Tetapi, kata WHO, masing-masing obat itu tidak terbukti meningkatkan peluang meninggal bagi pasien COVID-19. Tetapi, WHO menyebut ada indikasi keselamatan yang perlu diperhatikan usai pasien mengonsumsi tersebut. Hal itu berdasarkan temuan terbaru di program solidarity trial

Lalu, bagaimana dengan Indonesia? Apakah akan tetap memberikan obat hydroxychloroquine dan lopinavir/ritonavir kepada pasien?

1. Indonesia tak lagi menggunakan obat antimalaria dalam program solidarity trial

WHO Akhirnya Hentikan Penggunaan Obat Antimalaria Secara Permanen(Penjelasan mengenai obat chloroquine) IDN Times/Reja Gussafyn

WHO menggaris bawahi penghentian pemberian obat antimalaria ke pasien hanya berlaku dalam program solidaritry trial. Hasil uji klinis yang diputuskan oleh WHO tidak berpengaruh kepada hasil evaluasi lain terhadap kedua obat tersebut di luar program tersebut. 

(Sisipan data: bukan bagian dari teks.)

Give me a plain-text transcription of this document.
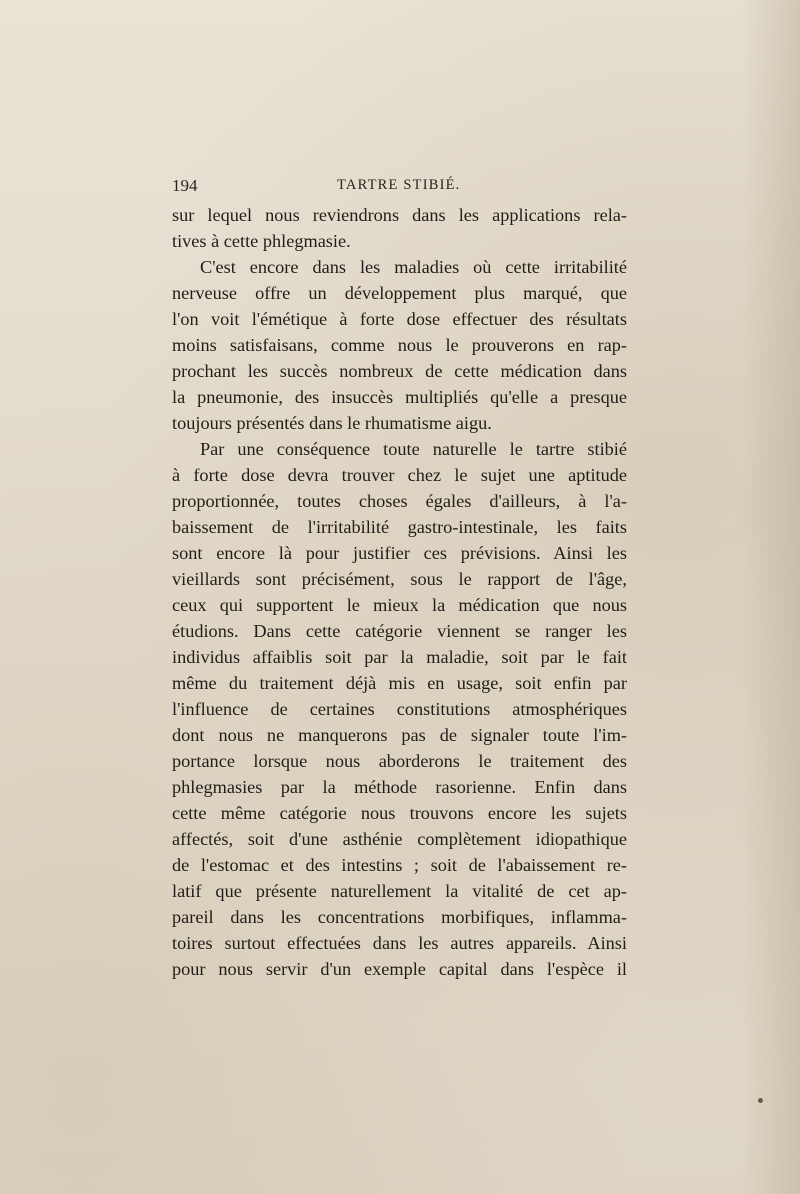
194	TARTRE STIBIÉ.
sur lequel nous reviendrons dans les applications rela-
tives à cette phlegmasie.
C'est encore dans les maladies où cette irritabilité
nerveuse offre un développement plus marqué, que
l'on voit l'émétique à forte dose effectuer des résultats
moins satisfaisans, comme nous le prouverons en rap-
prochant les succès nombreux de cette médication dans
la pneumonie, des insuccès multipliés qu'elle a presque
toujours présentés dans le rhumatisme aigu.
Par une conséquence toute naturelle le tartre stibié
à forte dose devra trouver chez le sujet une aptitude
proportionnée, toutes choses égales d'ailleurs, à l'a-
baissement de l'irritabilité gastro-intestinale, les faits
sont encore là pour justifier ces prévisions. Ainsi les
vieillards sont précisément, sous le rapport de l'âge,
ceux qui supportent le mieux la médication que nous
étudions. Dans cette catégorie viennent se ranger les
individus affaiblis soit par la maladie, soit par le fait
même du traitement déjà mis en usage, soit enfin par
l'influence de certaines constitutions atmosphériques
dont nous ne manquerons pas de signaler toute l'im-
portance lorsque nous aborderons le traitement des
phlegmasies par la méthode rasorienne. Enfin dans
cette même catégorie nous trouvons encore les sujets
affectés, soit d'une asthénie complètement idiopathique
de l'estomac et des intestins ; soit de l'abaissement re-
latif que présente naturellement la vitalité de cet ap-
pareil dans les concentrations morbifiques, inflamma-
toires surtout effectuées dans les autres appareils. Ainsi
pour nous servir d'un exemple capital dans l'espèce il
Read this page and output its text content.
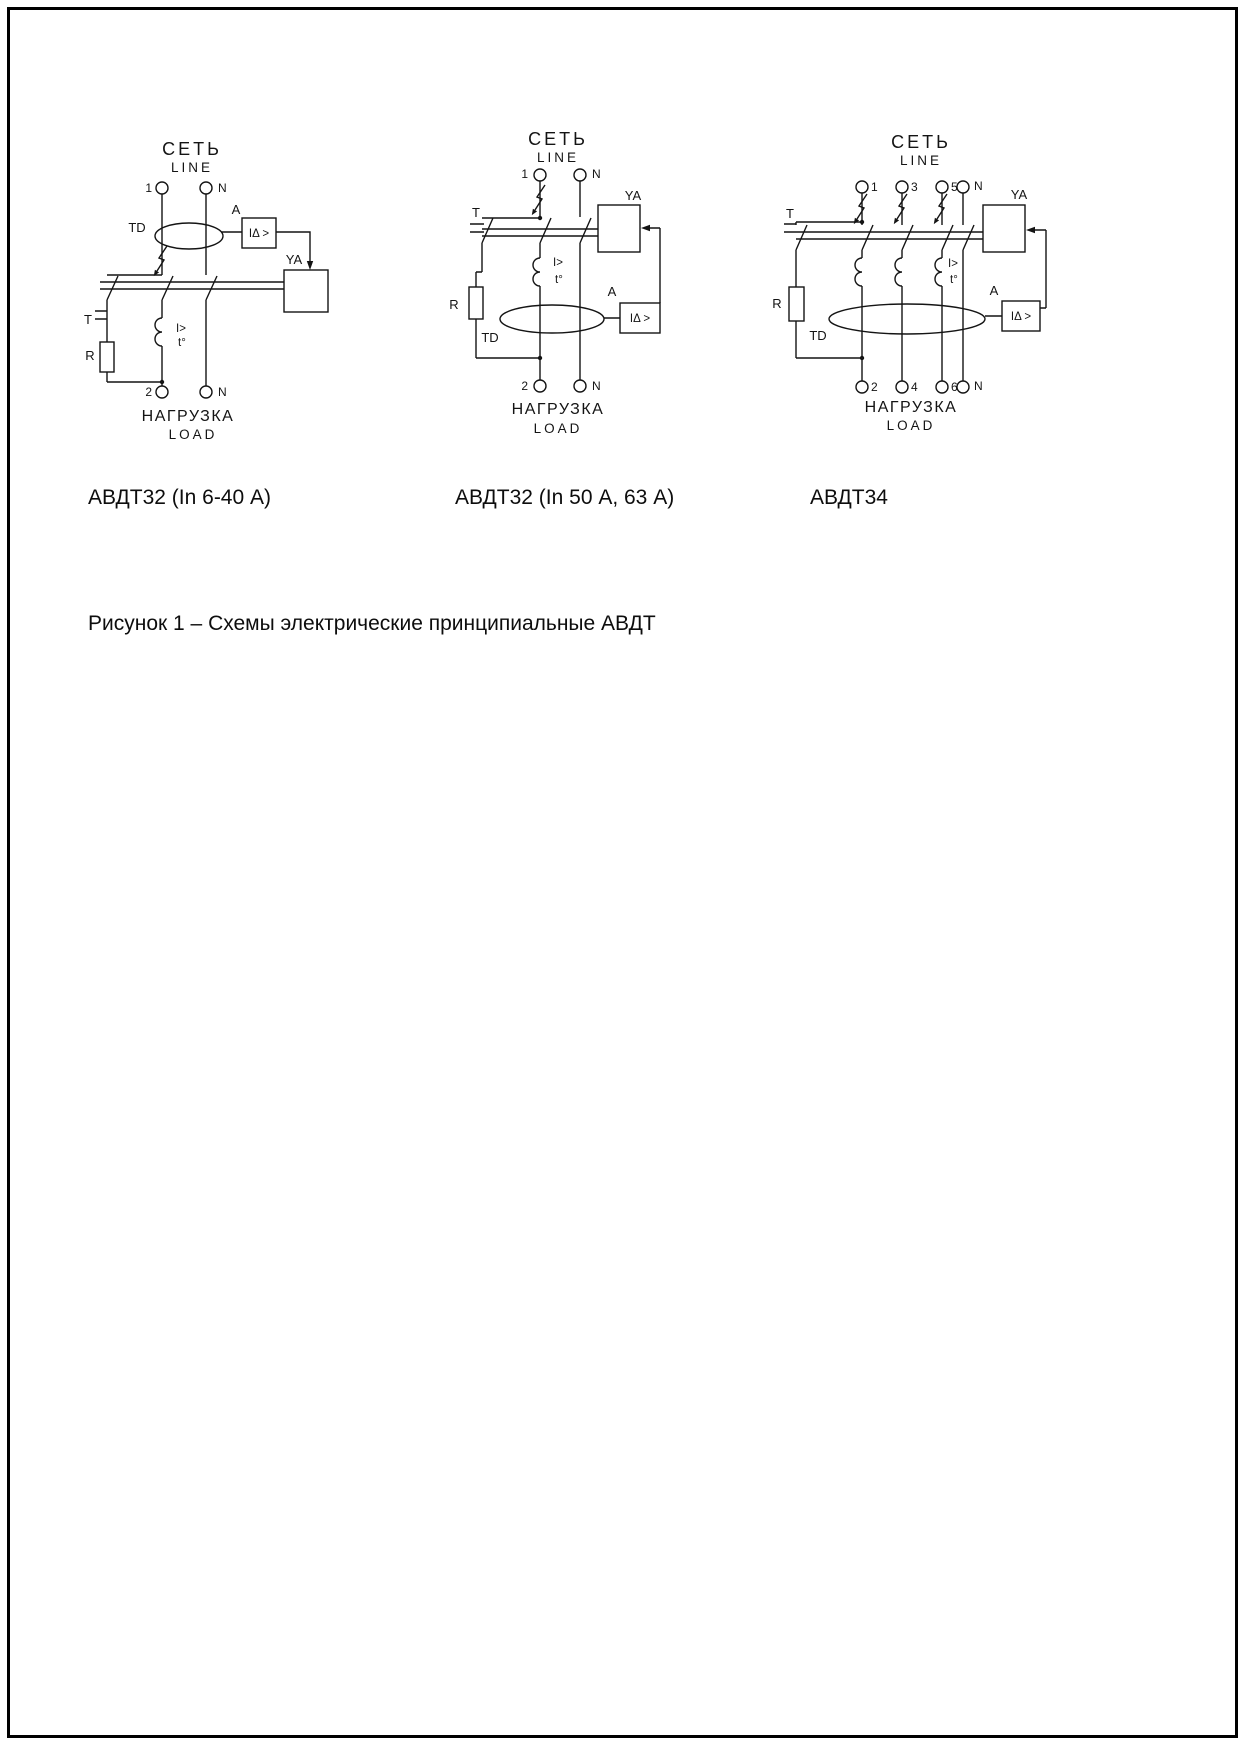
СЕТЬ
LINE
1	N
TD
A
IΔ >
YA
T
R
I>
t°
2	N
НАГРУЗКА
LOAD
СЕТЬ
LINE
1	N
TD
A
IΔ >
YA
T
R
I>
t°
2	N
НАГРУЗКА
LOAD
СЕТЬ
LINE
1	3	5 N
TD
A
IΔ >
YA
T
R
I>
t°
2	4	6 N
НАГРУЗКА
LOAD
АВДТ32 (In 6-40 А)	АВДТ32 (In 50 А, 63 А)	АВДТ34
Рисунок 1 – Схемы электрические принципиальные АВДТ
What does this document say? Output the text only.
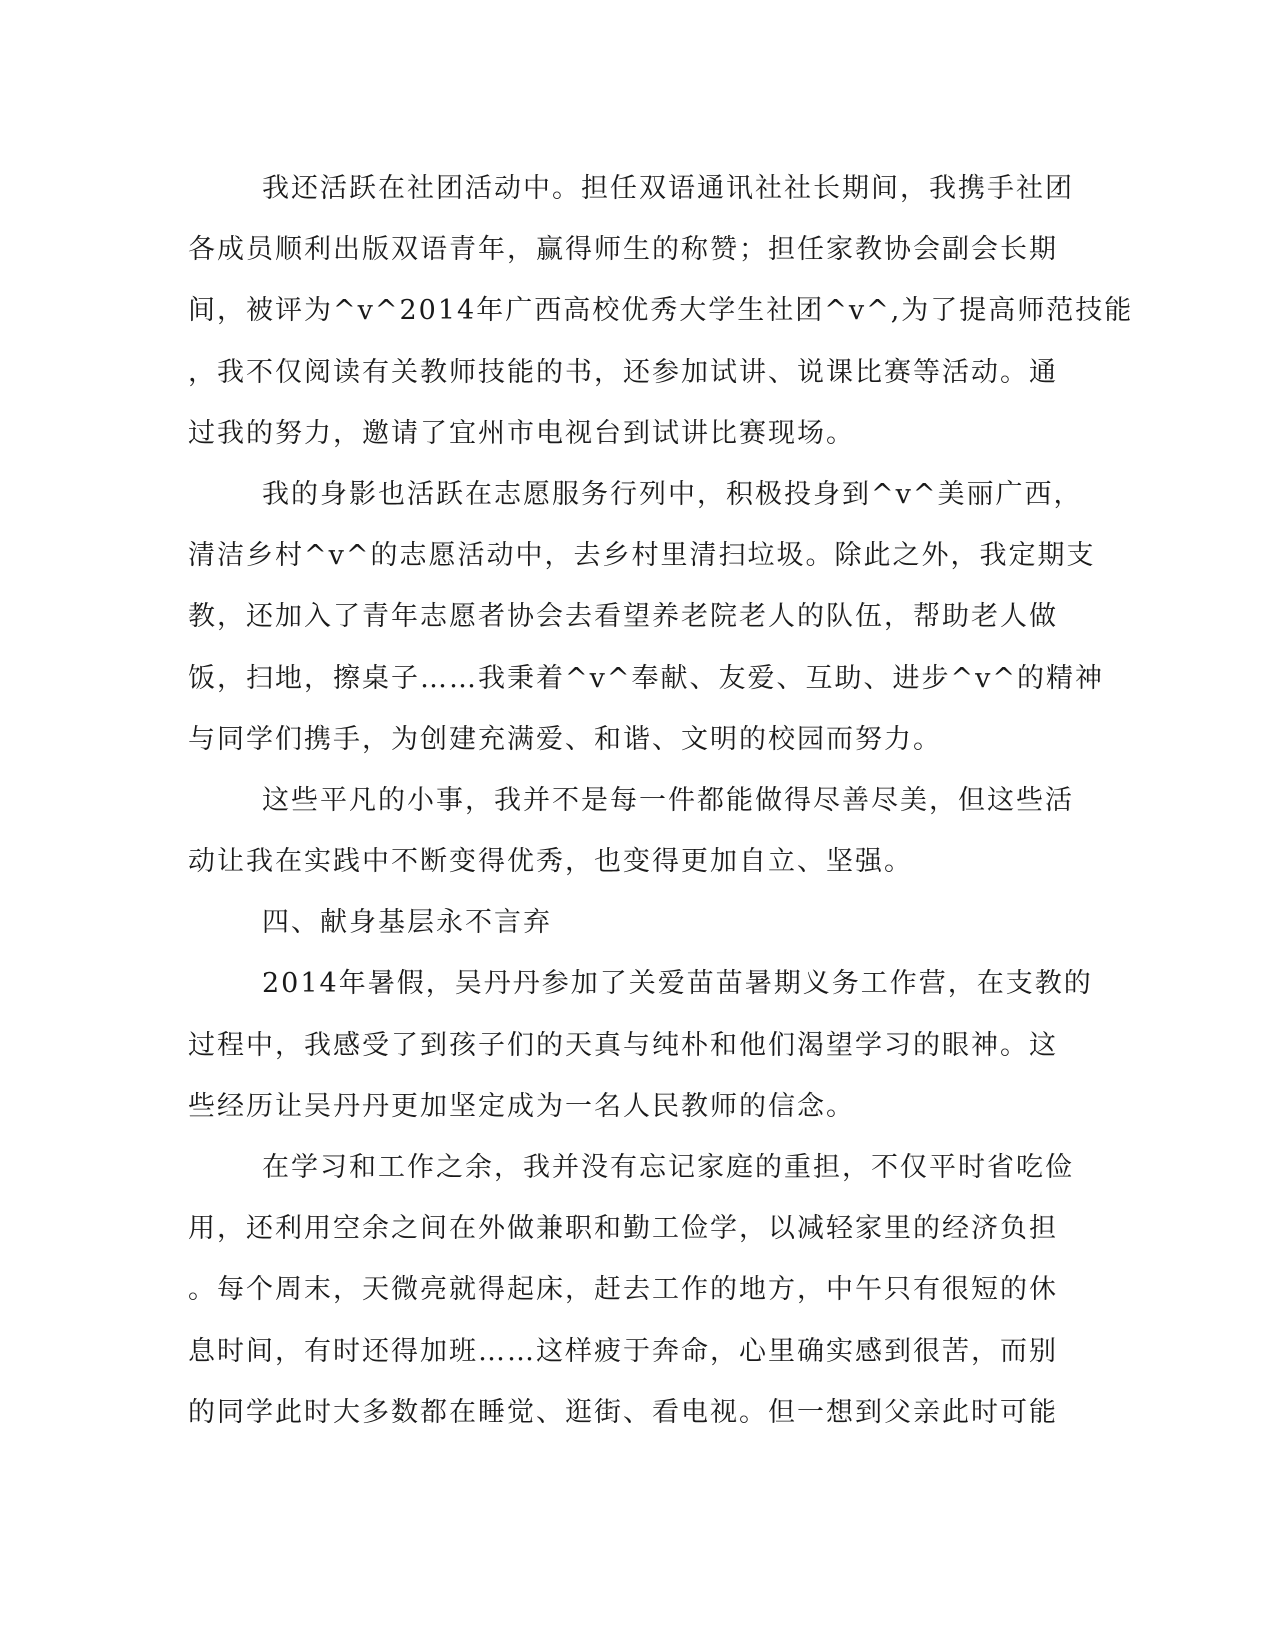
我还活跃在社团活动中。担任双语通讯社社长期间，我携手社团
各成员顺利出版双语青年，赢得师生的称赞；担任家教协会副会长期
间，被评为^v^2014年广西高校优秀大学生社团^v^,为了提高师范技能
，我不仅阅读有关教师技能的书，还参加试讲、说课比赛等活动。通
过我的努力，邀请了宜州市电视台到试讲比赛现场。
我的身影也活跃在志愿服务行列中，积极投身到^v^美丽广西，
清洁乡村^v^的志愿活动中，去乡村里清扫垃圾。除此之外，我定期支
教，还加入了青年志愿者协会去看望养老院老人的队伍，帮助老人做
饭，扫地，擦桌子……我秉着^v^奉献、友爱、互助、进步^v^的精神
与同学们携手，为创建充满爱、和谐、文明的校园而努力。
这些平凡的小事，我并不是每一件都能做得尽善尽美，但这些活
动让我在实践中不断变得优秀，也变得更加自立、坚强。
四、献身基层永不言弃
2014年暑假，吴丹丹参加了关爱苗苗暑期义务工作营，在支教的
过程中，我感受了到孩子们的天真与纯朴和他们渴望学习的眼神。这
些经历让吴丹丹更加坚定成为一名人民教师的信念。
在学习和工作之余，我并没有忘记家庭的重担，不仅平时省吃俭
用，还利用空余之间在外做兼职和勤工俭学，以减轻家里的经济负担
。每个周末，天微亮就得起床，赶去工作的地方，中午只有很短的休
息时间，有时还得加班……这样疲于奔命，心里确实感到很苦，而别
的同学此时大多数都在睡觉、逛街、看电视。但一想到父亲此时可能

Sementara, ketika dikonfirmasi ke Ketua Perhimpunan Dokter Paru Indonesia (PDPI), dr. Erlina Burhan, ia membenarkan pemberian obat antimalaria dan HIV untuk program solidarity trial di Indonesia juga ikut dihentikan. Menurut data dari Kementerian Kesehatan, ada 22 rumah sakit yang ikut dalam program tersebut. 

"Karena kita ikut dalam solidarity study maka kita akan setop. Bahkan, kami akan menghentikan dulu selama dua minggu, sambil menunggu amandemen protokol penelitian," ungkap Erlina ketika dihubungi IDN Times melalui telepon pada Senin (6/7/2020). 

Ia menjelaskan penggunaan obat antimalaria akan dihentikan secara permanen dalam penelitian tersebut. 

Baca Juga: WHO Akhirnya Teruskan Uji Klinis Obat Malaria ke Pasien COVID-19

2. Pasien yang tidak masuk ke dalam penelitian solidarity trial akan tetap diberikan obat antimalaria

WHO Akhirnya Hentikan Penggunaan Obat Antimalaria Secara PermanenIlustrasi Masker (ANTARA FOTO/REUTERS/Eric Gaillard)

Erlina menjelaskan untuk pasien yang tidak ikut dalam program penelitian solidarity trial, maka akan tetap diberikan obat sesuai dengan protokol profesi dokter paru. Salah satunya meresepkan obat oseltamivir. Ia mengatakan obat remsedivir yang sudah diborong 500 ribu botol oleh Pemerintah Amerika Serikat, belum tersedia di Indonesia. 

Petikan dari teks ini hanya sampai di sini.